Blogger investigated for images taken in murder home
Police are investigating a blogger who gained access to and photographed inside the house where a woman murdered her parents and lived beside their bodies for four years.
Virginia McCullough was jailed for at least 36 years after admitting fatally poisoning her father and stabbing her mother to death at the family home in Great Baddow, Essex, in June 2019.
Footage posted on social media showed where both John and Lois McCullough's bodies had been crudely hidden, until they were found and removed in 2023.
An Essex Police spokesman said: "We are aware of footage, taken from within a private property, circulating on social media."
He added: "Whilst our inquiries into this footage and how it was obtained are ongoing, we ask people not to share it any further out of respect for the grieving family at the heart of this matter."
Virginia McCullough, 36, told police "cheer up, at least you've caught the bad guy" when officers arrested her at the property on Pump Hill in September 2023.
Detectives combing through the house found the body of Mr McCullough, 70, hidden in a "homemade mausoleum" made of masonry blocks in his study.
The remains of 71-year-old Mrs McCullough were discovered wrapped in a sleeping bag in an upstairs wardrobe.
Their daughter was handed a life sentence at Chelmsford Crown Court in October after admitting two counts of murder.
'Repugnant and inexcusable'
Both scenes were shown by the blogger in footage and pictures published online.

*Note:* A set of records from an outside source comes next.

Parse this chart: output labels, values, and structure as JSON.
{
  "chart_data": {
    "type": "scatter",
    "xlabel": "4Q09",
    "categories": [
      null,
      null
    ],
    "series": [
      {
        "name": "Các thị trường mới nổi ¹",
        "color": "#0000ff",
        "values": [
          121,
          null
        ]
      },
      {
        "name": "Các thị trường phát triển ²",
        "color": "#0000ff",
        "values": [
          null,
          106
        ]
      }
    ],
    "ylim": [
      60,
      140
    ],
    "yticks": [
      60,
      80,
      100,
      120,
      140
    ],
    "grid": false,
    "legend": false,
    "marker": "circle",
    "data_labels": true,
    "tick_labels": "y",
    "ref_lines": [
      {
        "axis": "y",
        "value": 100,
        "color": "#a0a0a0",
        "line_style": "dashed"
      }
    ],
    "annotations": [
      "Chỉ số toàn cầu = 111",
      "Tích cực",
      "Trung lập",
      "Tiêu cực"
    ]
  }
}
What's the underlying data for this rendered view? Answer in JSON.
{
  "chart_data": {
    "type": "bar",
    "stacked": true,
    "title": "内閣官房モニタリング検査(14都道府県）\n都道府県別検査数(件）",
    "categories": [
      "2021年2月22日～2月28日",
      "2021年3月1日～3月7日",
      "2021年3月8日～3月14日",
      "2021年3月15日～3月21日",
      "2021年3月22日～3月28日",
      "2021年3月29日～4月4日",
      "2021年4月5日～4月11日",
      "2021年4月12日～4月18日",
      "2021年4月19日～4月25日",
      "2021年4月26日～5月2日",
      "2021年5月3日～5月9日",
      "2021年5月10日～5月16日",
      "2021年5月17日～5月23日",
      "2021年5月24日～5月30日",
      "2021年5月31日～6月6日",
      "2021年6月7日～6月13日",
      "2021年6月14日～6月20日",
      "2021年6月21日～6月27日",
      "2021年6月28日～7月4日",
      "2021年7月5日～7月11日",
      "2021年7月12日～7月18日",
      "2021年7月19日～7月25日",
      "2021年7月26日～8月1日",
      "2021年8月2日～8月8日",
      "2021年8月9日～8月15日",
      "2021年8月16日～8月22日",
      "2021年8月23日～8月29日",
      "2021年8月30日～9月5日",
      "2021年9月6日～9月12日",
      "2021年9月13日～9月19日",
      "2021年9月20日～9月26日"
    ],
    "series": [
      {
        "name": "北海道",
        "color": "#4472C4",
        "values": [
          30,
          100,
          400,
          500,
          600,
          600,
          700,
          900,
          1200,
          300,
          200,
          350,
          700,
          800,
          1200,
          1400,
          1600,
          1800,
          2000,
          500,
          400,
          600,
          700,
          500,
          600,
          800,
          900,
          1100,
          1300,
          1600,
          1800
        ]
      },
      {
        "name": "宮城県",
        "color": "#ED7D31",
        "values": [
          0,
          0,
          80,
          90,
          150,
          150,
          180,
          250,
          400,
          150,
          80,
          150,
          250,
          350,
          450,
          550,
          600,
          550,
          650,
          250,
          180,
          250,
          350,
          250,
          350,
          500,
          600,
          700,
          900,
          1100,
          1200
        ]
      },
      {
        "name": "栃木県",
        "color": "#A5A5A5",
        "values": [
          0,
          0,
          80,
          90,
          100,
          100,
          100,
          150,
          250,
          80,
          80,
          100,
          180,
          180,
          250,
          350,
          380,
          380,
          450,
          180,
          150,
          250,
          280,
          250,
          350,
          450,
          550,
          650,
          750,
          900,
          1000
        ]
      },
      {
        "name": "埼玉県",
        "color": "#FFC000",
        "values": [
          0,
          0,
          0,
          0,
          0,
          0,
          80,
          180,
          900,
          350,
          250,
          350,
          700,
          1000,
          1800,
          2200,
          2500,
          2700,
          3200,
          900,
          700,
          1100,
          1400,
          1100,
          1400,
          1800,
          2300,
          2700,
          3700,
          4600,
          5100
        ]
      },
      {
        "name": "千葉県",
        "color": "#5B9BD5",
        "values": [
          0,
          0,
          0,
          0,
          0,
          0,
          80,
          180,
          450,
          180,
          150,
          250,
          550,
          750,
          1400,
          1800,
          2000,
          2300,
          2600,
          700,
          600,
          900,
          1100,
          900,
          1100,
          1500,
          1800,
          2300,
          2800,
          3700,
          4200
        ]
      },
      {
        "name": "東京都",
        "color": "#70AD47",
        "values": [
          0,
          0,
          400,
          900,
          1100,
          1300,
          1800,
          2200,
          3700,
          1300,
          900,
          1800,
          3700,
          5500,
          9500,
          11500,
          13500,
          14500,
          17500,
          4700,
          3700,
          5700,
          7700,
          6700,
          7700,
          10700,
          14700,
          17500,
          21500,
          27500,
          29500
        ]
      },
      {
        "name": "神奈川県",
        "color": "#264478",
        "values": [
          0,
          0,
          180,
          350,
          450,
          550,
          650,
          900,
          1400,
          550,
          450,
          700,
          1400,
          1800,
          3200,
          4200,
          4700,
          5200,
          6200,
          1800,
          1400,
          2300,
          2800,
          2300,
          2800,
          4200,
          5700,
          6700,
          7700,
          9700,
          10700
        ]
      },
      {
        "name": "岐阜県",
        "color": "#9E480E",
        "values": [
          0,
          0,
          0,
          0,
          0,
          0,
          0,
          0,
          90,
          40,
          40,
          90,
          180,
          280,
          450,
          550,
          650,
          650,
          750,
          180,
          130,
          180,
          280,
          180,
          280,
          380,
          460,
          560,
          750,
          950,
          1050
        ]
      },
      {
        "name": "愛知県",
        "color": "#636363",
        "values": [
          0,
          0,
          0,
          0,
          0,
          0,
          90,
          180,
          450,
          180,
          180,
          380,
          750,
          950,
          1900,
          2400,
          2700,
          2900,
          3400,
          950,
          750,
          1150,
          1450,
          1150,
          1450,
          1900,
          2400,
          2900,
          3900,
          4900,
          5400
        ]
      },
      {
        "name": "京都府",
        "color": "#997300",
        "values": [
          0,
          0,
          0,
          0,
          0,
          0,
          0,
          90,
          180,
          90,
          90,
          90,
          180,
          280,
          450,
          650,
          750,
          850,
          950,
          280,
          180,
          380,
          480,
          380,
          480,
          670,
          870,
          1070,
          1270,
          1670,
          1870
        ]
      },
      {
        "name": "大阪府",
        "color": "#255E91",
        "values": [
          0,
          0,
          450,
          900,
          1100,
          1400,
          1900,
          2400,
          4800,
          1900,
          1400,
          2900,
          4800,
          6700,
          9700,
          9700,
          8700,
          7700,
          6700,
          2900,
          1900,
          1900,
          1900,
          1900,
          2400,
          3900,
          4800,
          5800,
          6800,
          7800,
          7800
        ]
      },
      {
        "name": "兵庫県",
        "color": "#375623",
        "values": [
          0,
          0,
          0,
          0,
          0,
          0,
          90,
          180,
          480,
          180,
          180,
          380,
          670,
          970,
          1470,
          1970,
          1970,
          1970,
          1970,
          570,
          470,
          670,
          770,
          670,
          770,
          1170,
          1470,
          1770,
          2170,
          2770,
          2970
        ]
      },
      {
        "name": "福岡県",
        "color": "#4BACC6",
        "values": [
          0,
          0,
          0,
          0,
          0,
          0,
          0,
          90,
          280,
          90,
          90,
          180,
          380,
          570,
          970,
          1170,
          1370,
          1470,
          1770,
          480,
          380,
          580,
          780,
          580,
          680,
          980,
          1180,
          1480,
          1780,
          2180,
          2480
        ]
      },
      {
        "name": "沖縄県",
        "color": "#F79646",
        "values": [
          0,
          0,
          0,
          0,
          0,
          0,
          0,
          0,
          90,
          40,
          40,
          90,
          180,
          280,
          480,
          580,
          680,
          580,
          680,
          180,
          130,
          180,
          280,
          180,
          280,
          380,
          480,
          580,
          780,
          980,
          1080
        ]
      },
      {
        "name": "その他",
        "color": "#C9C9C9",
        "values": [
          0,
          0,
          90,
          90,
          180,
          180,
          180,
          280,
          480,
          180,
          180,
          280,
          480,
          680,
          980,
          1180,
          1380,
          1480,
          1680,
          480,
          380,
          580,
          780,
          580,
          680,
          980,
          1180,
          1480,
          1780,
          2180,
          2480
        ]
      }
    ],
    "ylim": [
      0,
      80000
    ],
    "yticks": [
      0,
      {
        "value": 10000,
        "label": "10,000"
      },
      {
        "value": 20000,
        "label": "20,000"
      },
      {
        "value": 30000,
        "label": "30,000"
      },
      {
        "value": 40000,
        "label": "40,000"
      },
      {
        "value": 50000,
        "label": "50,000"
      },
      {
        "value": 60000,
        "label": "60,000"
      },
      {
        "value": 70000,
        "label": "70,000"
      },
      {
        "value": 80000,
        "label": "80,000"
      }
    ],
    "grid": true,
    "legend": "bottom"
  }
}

The bodies were not present in the images.
The BBC understands the property, which is still in police possession, has been forensically cleaned since the images were taken.
Former Essex Police officer Paul Maleary said the content was "invasive, gratuitous, unacceptable".
"It is repugnant, inexcusable - what this person has done is absolutely disgusting," he told BBC News.
"I get the morbid curiosity of true crime, but to cross the threshold of a murder scene that is secure is just beyond the pale."
Virginia McCullough racked up large debts on credit cards in her parents' names and spent their pensions after she murdered them, the court heard when she was sentenced.
A missing persons' investigation was launched in September 2023 after Mr and Mrs McCullough's GP raised concerns about not hearing from them, with a raid later carried out at the family home.
McCullough confessed to police she poisoned her father with prescription medication that she crushed and put into his alcoholic drinks, prosecutor Lisa Wilding KC said.
She murdered her mother by beating her with a hammer and stabbing her multiple times as she listened to the radio in bed the following morning.
Following the murders, McCullough concealed the bodies and lived alongside them for four years, lying about their whereabouts to family, friends and local authorities, Ms Wilding said.
"Covid restrictions were a stroke of luck for this defendant in pursuing the deception that her parents were still alive," the prosecutor added.
The court heard McCullough benefited from £149,697 as a result of murdering her parents - combined from their pensions and spending on their credit cards, as well as selling assets.
However, Ms Wilding said most of the money was "frittered away", including £21,000 spent on online gambling.
Richard Butcher, brother of Lois McCullough, said in a victim impact statement that what happened had "undermined my faith in humanity".
Sentencing McCullough, Mr Justice Jeremy Johnson said: "You think more of money than you do of humanity.
"Your parents were entitled to feel safe in their own beds and their own home, and they were entitled to feel safe with their daughter.
"You, nevertheless, made a full, conscious and deliberate decision to murder each of your parents."